L’indépendance relative dont les femmes avaient fait la conquête commençait déjà, vers le milieu du siècle, à ne point suffire à certaines d’entre elles. On n’ignore pas que beaucoup de précieuses portaient avec peine le poids des lourdes chaînes matrimoniales. Aussi voyons-nous qu’elles dressent, dans le roman de l’abbé de Pure, un terrible réquisitoire contre le mariage. Je ne crois pas qu’aucune George Sand moderne ait instruit ce procès avec plus de vigueur ni d’apparente logique.

« Évandre, raconte Eulalie, acheta une terre en notre province, et quelque temps après il y acheta aussi une femme, car il faut que je parle ainsi d’un mariage où l’on demeura trois mois à stipuler seulement le prix et la somme qui devaient être mis dans le contrat. L’autorité du favori, ou, pour dire plus vrai, l’intérêt, sous le prétexte de l’autorité, « aveugla si fort Théorisbe qu’il consentit à ce mariage et livra sa fille à la bourse d’Évandre [1] ».

La famille de cet Évandre était en rivalité avec celle d’Eulalie. Le père de cette dernière, avant qu’elle naquît, n’avait que des fils, et il s’en réjouissait, parce que le « sexe de ses enfants les obligeait à épouser l’intérêt de sa maison », et un si beau nombre de mâles « pouvait soutenir son nom et son intérêt au gré de sa haine ».

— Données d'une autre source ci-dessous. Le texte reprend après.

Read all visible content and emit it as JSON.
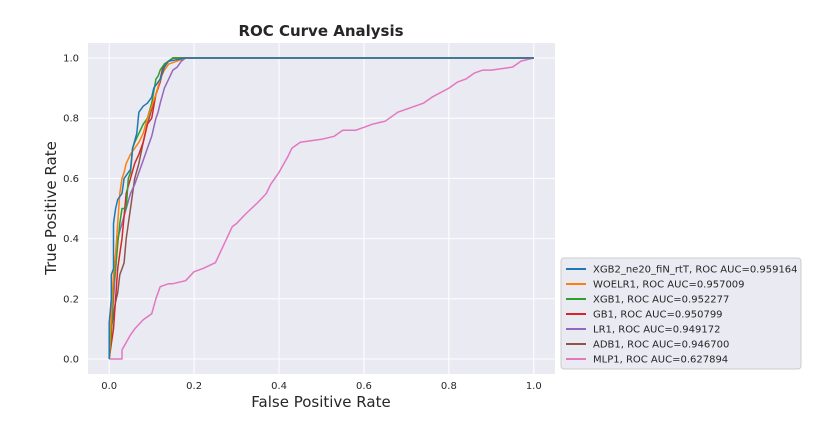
{
  "chart_data": {
    "type": "line",
    "title": "ROC Curve Analysis",
    "xlabel": "False Positive Rate",
    "ylabel": "True Positive Rate",
    "xlim": [
      -0.05,
      1.05
    ],
    "ylim": [
      -0.05,
      1.05
    ],
    "xticks": [
      "0.0",
      "0.2",
      "0.4",
      "0.6",
      "0.8",
      "1.0"
    ],
    "yticks": [
      "0.0",
      "0.2",
      "0.4",
      "0.6",
      "0.8",
      "1.0"
    ],
    "grid": true,
    "legend_position": "right-bottom, outside plot",
    "series": [
      {
        "name": "XGB2_ne20_fiN_rtT, ROC AUC=0.959164",
        "color": "#1f77b4",
        "x": [
          0.0,
          0.0,
          0.005,
          0.005,
          0.01,
          0.01,
          0.015,
          0.02,
          0.03,
          0.035,
          0.05,
          0.055,
          0.065,
          0.07,
          0.08,
          0.09,
          0.1,
          0.105,
          0.115,
          0.12,
          0.125,
          0.13,
          0.135,
          0.14,
          0.16,
          0.18,
          0.2,
          0.4,
          0.6,
          0.8,
          1.0
        ],
        "y": [
          0.0,
          0.12,
          0.2,
          0.28,
          0.3,
          0.45,
          0.5,
          0.53,
          0.55,
          0.6,
          0.63,
          0.7,
          0.75,
          0.82,
          0.84,
          0.85,
          0.87,
          0.9,
          0.92,
          0.93,
          0.95,
          0.97,
          0.98,
          0.99,
          0.995,
          1.0,
          1.0,
          1.0,
          1.0,
          1.0,
          1.0
        ]
      },
      {
        "name": "WOELR1, ROC AUC=0.957009",
        "color": "#ff7f0e",
        "x": [
          0.0,
          0.005,
          0.01,
          0.015,
          0.02,
          0.025,
          0.03,
          0.035,
          0.04,
          0.05,
          0.06,
          0.07,
          0.08,
          0.09,
          0.1,
          0.11,
          0.12,
          0.13,
          0.14,
          0.16,
          0.18,
          0.2,
          0.4,
          0.6,
          0.8,
          1.0
        ],
        "y": [
          0.0,
          0.15,
          0.28,
          0.35,
          0.45,
          0.55,
          0.6,
          0.62,
          0.65,
          0.68,
          0.7,
          0.72,
          0.75,
          0.8,
          0.84,
          0.88,
          0.93,
          0.96,
          0.98,
          0.99,
          1.0,
          1.0,
          1.0,
          1.0,
          1.0,
          1.0
        ]
      },
      {
        "name": "XGB1, ROC AUC=0.952277",
        "color": "#2ca02c",
        "x": [
          0.0,
          0.005,
          0.01,
          0.015,
          0.02,
          0.025,
          0.03,
          0.04,
          0.045,
          0.05,
          0.055,
          0.06,
          0.07,
          0.08,
          0.09,
          0.1,
          0.11,
          0.115,
          0.12,
          0.13,
          0.14,
          0.15,
          0.17,
          0.2,
          0.4,
          0.6,
          0.8,
          1.0
        ],
        "y": [
          0.0,
          0.08,
          0.25,
          0.3,
          0.38,
          0.45,
          0.5,
          0.5,
          0.6,
          0.62,
          0.7,
          0.72,
          0.75,
          0.78,
          0.8,
          0.85,
          0.93,
          0.94,
          0.96,
          0.98,
          0.99,
          1.0,
          1.0,
          1.0,
          1.0,
          1.0,
          1.0,
          1.0
        ]
      },
      {
        "name": "GB1, ROC AUC=0.950799",
        "color": "#d62728",
        "x": [
          0.0,
          0.005,
          0.01,
          0.02,
          0.025,
          0.03,
          0.04,
          0.05,
          0.06,
          0.07,
          0.08,
          0.09,
          0.1,
          0.11,
          0.115,
          0.12,
          0.125,
          0.13,
          0.14,
          0.15,
          0.16,
          0.2,
          0.4,
          0.6,
          0.8,
          1.0
        ],
        "y": [
          0.0,
          0.05,
          0.1,
          0.3,
          0.35,
          0.4,
          0.55,
          0.6,
          0.65,
          0.68,
          0.72,
          0.78,
          0.8,
          0.88,
          0.9,
          0.93,
          0.96,
          0.98,
          0.99,
          1.0,
          1.0,
          1.0,
          1.0,
          1.0,
          1.0,
          1.0
        ]
      },
      {
        "name": "LR1, ROC AUC=0.949172",
        "color": "#9467bd",
        "x": [
          0.0,
          0.005,
          0.01,
          0.02,
          0.03,
          0.04,
          0.05,
          0.06,
          0.07,
          0.08,
          0.09,
          0.1,
          0.11,
          0.115,
          0.12,
          0.13,
          0.14,
          0.15,
          0.16,
          0.17,
          0.18,
          0.2,
          0.4,
          0.6,
          0.8,
          1.0
        ],
        "y": [
          0.0,
          0.1,
          0.2,
          0.4,
          0.45,
          0.5,
          0.55,
          0.58,
          0.62,
          0.66,
          0.7,
          0.74,
          0.8,
          0.82,
          0.85,
          0.9,
          0.93,
          0.96,
          0.97,
          0.99,
          1.0,
          1.0,
          1.0,
          1.0,
          1.0,
          1.0
        ]
      },
      {
        "name": "ADB1, ROC AUC=0.946700",
        "color": "#8c564b",
        "x": [
          0.0,
          0.005,
          0.01,
          0.015,
          0.02,
          0.025,
          0.03,
          0.035,
          0.04,
          0.05,
          0.06,
          0.07,
          0.08,
          0.09,
          0.1,
          0.11,
          0.12,
          0.125,
          0.13,
          0.14,
          0.15,
          0.2,
          0.4,
          0.6,
          0.8,
          1.0
        ],
        "y": [
          0.0,
          0.1,
          0.15,
          0.19,
          0.22,
          0.28,
          0.3,
          0.32,
          0.4,
          0.5,
          0.6,
          0.65,
          0.72,
          0.78,
          0.83,
          0.88,
          0.92,
          0.95,
          0.98,
          0.99,
          1.0,
          1.0,
          1.0,
          1.0,
          1.0,
          1.0
        ]
      },
      {
        "name": "MLP1, ROC AUC=0.627894",
        "color": "#e377c2",
        "x": [
          0.0,
          0.03,
          0.03,
          0.05,
          0.06,
          0.08,
          0.1,
          0.11,
          0.12,
          0.14,
          0.15,
          0.18,
          0.2,
          0.22,
          0.25,
          0.27,
          0.29,
          0.3,
          0.32,
          0.35,
          0.37,
          0.38,
          0.4,
          0.42,
          0.43,
          0.45,
          0.5,
          0.53,
          0.55,
          0.58,
          0.6,
          0.62,
          0.65,
          0.68,
          0.7,
          0.72,
          0.74,
          0.76,
          0.8,
          0.82,
          0.84,
          0.86,
          0.88,
          0.9,
          0.95,
          0.96,
          0.97,
          1.0
        ],
        "y": [
          0.0,
          0.0,
          0.03,
          0.08,
          0.1,
          0.13,
          0.15,
          0.2,
          0.24,
          0.25,
          0.25,
          0.26,
          0.29,
          0.3,
          0.32,
          0.38,
          0.44,
          0.45,
          0.48,
          0.52,
          0.55,
          0.58,
          0.62,
          0.67,
          0.7,
          0.72,
          0.73,
          0.74,
          0.76,
          0.76,
          0.77,
          0.78,
          0.79,
          0.82,
          0.83,
          0.84,
          0.85,
          0.87,
          0.9,
          0.92,
          0.93,
          0.95,
          0.96,
          0.96,
          0.97,
          0.98,
          0.99,
          1.0
        ]
      }
    ]
  }
}
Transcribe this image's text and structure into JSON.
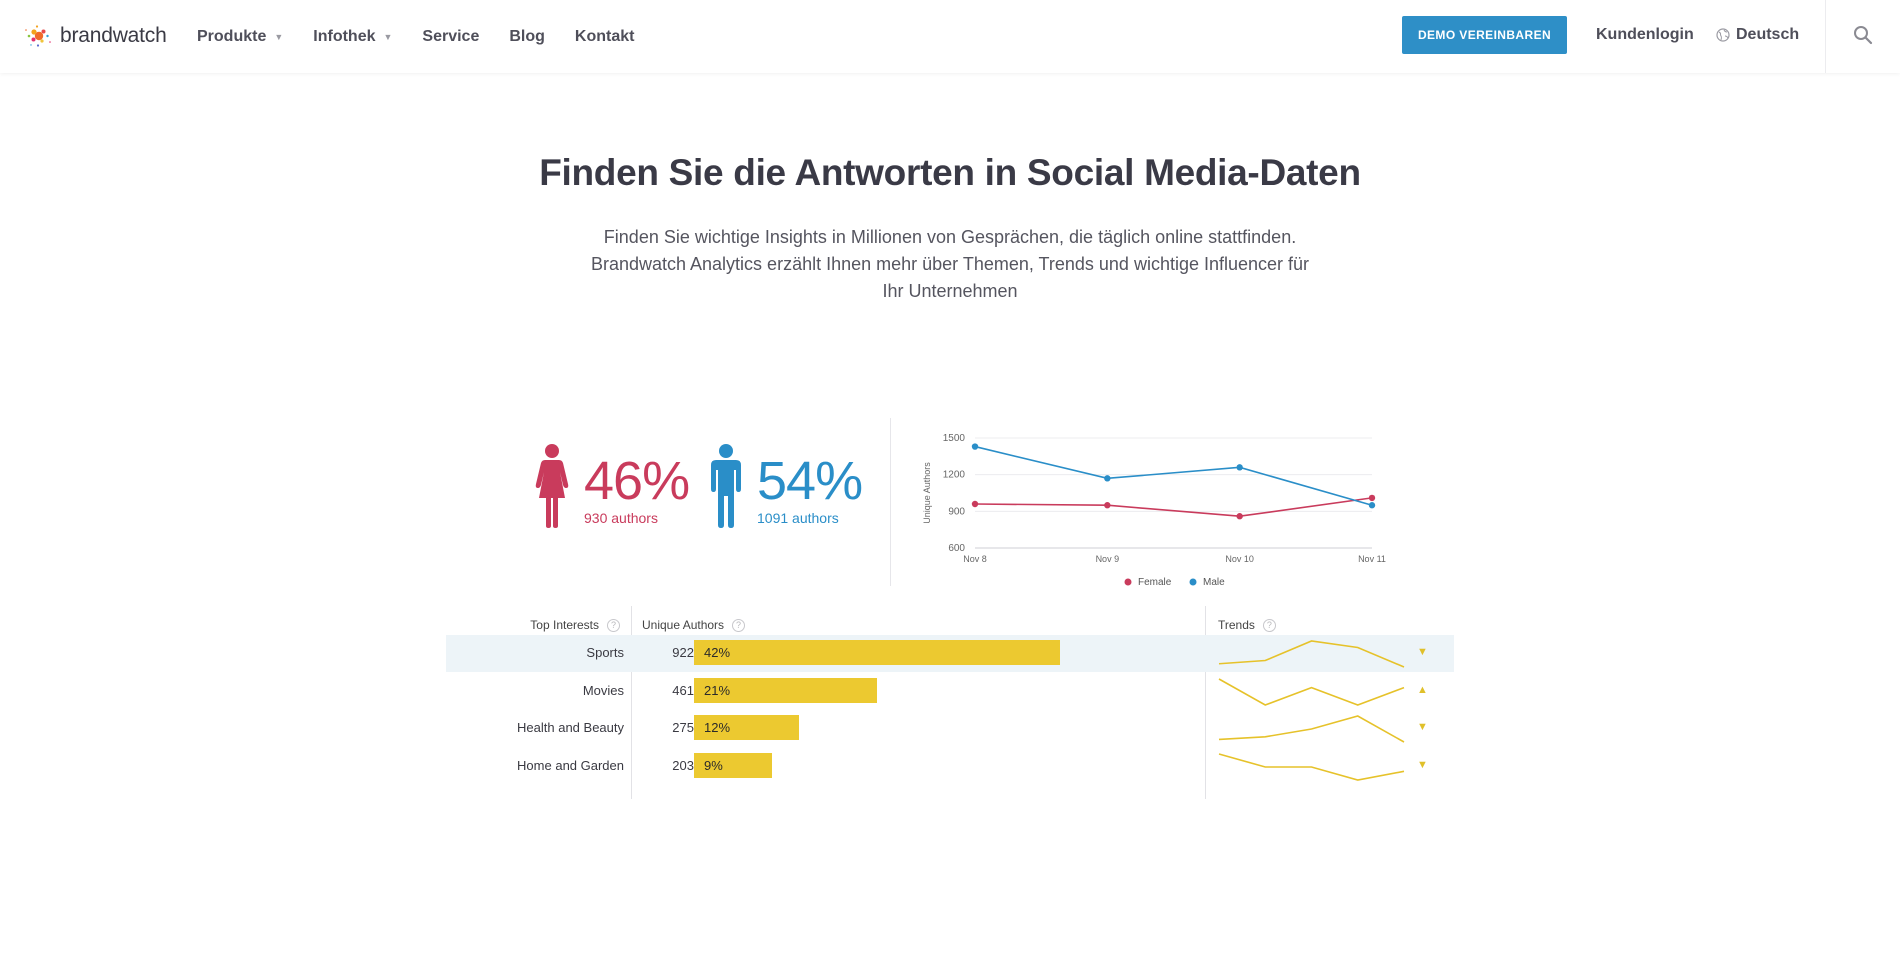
{
  "header": {
    "logo_text": "brandwatch",
    "nav": [
      {
        "label": "Produkte",
        "has_dropdown": true
      },
      {
        "label": "Infothek",
        "has_dropdown": true
      },
      {
        "label": "Service",
        "has_dropdown": false
      },
      {
        "label": "Blog",
        "has_dropdown": false
      },
      {
        "label": "Kontakt",
        "has_dropdown": false
      }
    ],
    "cta_label": "DEMO VEREINBAREN",
    "login_label": "Kundenlogin",
    "language_label": "Deutsch",
    "icons": {
      "language": "globe-icon",
      "search": "search-icon",
      "caret": "chevron-down-icon"
    }
  },
  "hero": {
    "title": "Finden Sie die Antworten in Social Media-Daten",
    "subtitle_lines": [
      "Finden Sie wichtige Insights in Millionen von Gesprächen, die täglich online stattfinden.",
      "Brandwatch Analytics erzählt Ihnen mehr über Themen, Trends und wichtige Influencer für",
      "Ihr Unternehmen"
    ]
  },
  "gender": {
    "female": {
      "percent": "46%",
      "authors": "930 authors",
      "color": "#c93b5c",
      "icon": "female-icon"
    },
    "male": {
      "percent": "54%",
      "authors": "1091 authors",
      "color": "#2a8ec8",
      "icon": "male-icon"
    }
  },
  "chart_data": [
    {
      "type": "line",
      "x": [
        "Nov 8",
        "Nov 9",
        "Nov 10",
        "Nov 11"
      ],
      "ylabel": "Unique Authors",
      "xlabel": "",
      "ylim": [
        600,
        1500
      ],
      "yticks": [
        600,
        900,
        1200,
        1500
      ],
      "grid": true,
      "legend_position": "bottom",
      "series": [
        {
          "name": "Female",
          "color": "#c93b5c",
          "values": [
            960,
            950,
            860,
            1010
          ]
        },
        {
          "name": "Male",
          "color": "#2a8ec8",
          "values": [
            1430,
            1170,
            1260,
            950
          ]
        }
      ]
    },
    {
      "type": "bar",
      "title": "",
      "category_header": "Top Interests",
      "value_header": "Unique Authors",
      "trend_header": "Trends",
      "categories": [
        "Sports",
        "Movies",
        "Health and Beauty",
        "Home and Garden"
      ],
      "values": [
        922,
        461,
        275,
        203
      ],
      "percent_labels": [
        "42%",
        "21%",
        "12%",
        "9%"
      ],
      "percentages": [
        42,
        21,
        12,
        9
      ],
      "bar_color": "#ecc930",
      "trends": [
        {
          "values": [
            2,
            3,
            9,
            7,
            1
          ],
          "direction": "down"
        },
        {
          "values": [
            8,
            2,
            6,
            2,
            6
          ],
          "direction": "up"
        },
        {
          "values": [
            3,
            4,
            7,
            12,
            2
          ],
          "direction": "down"
        },
        {
          "values": [
            9,
            6,
            6,
            3,
            5
          ],
          "direction": "down"
        }
      ],
      "arrows": {
        "up": "▲",
        "down": "▼"
      }
    }
  ]
}
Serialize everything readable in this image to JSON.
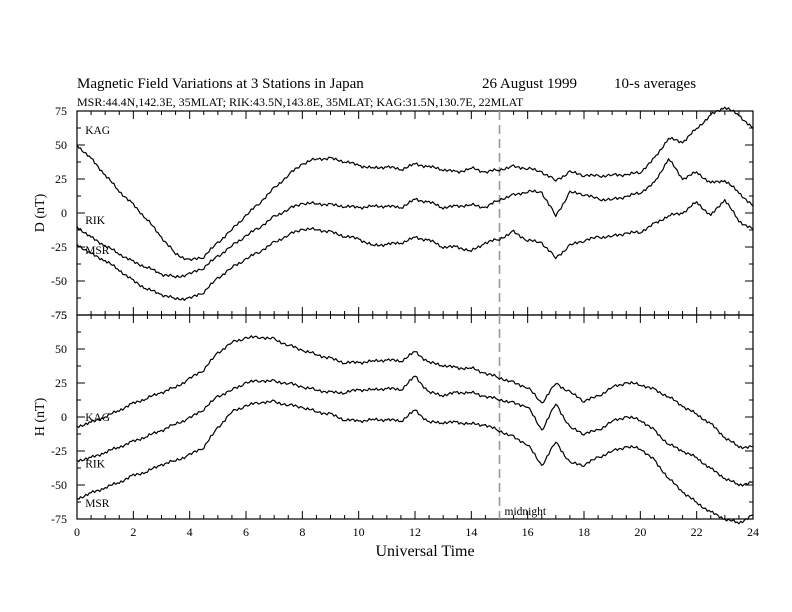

La naissance d’une fille fut accueillie avec dépit par le vindicatif gentilhomme ; autour de lui, au contraire, on se félicita « de voir une fille qui pouvait, par la douceur d’une alliance, calmer la fougue de tant de haine et réunir deux maisons

qui étaient depuis si longtemps et si cruellement divisées ».

« Aussi, dit Eulalie, à peine vis-je le jour que je fus destinée et comme sacrifiée à la paix par tous ceux qui se mêlaient de la faire et qui prenaient quelque part dans les intérêts de ma maison… On m’éleva dans cette pensée ; et pour mon dernier malheur les yeux du fils d’Évandre approuvèrent les miens : ils me trouvèrent belle et, par un regard autant injuste que fatal, crurent voir des beautés que je n’avais pas et s’enflammèrent malheureusement pour moi de la flamme qui a depuis fait l’incendie de notre mariage…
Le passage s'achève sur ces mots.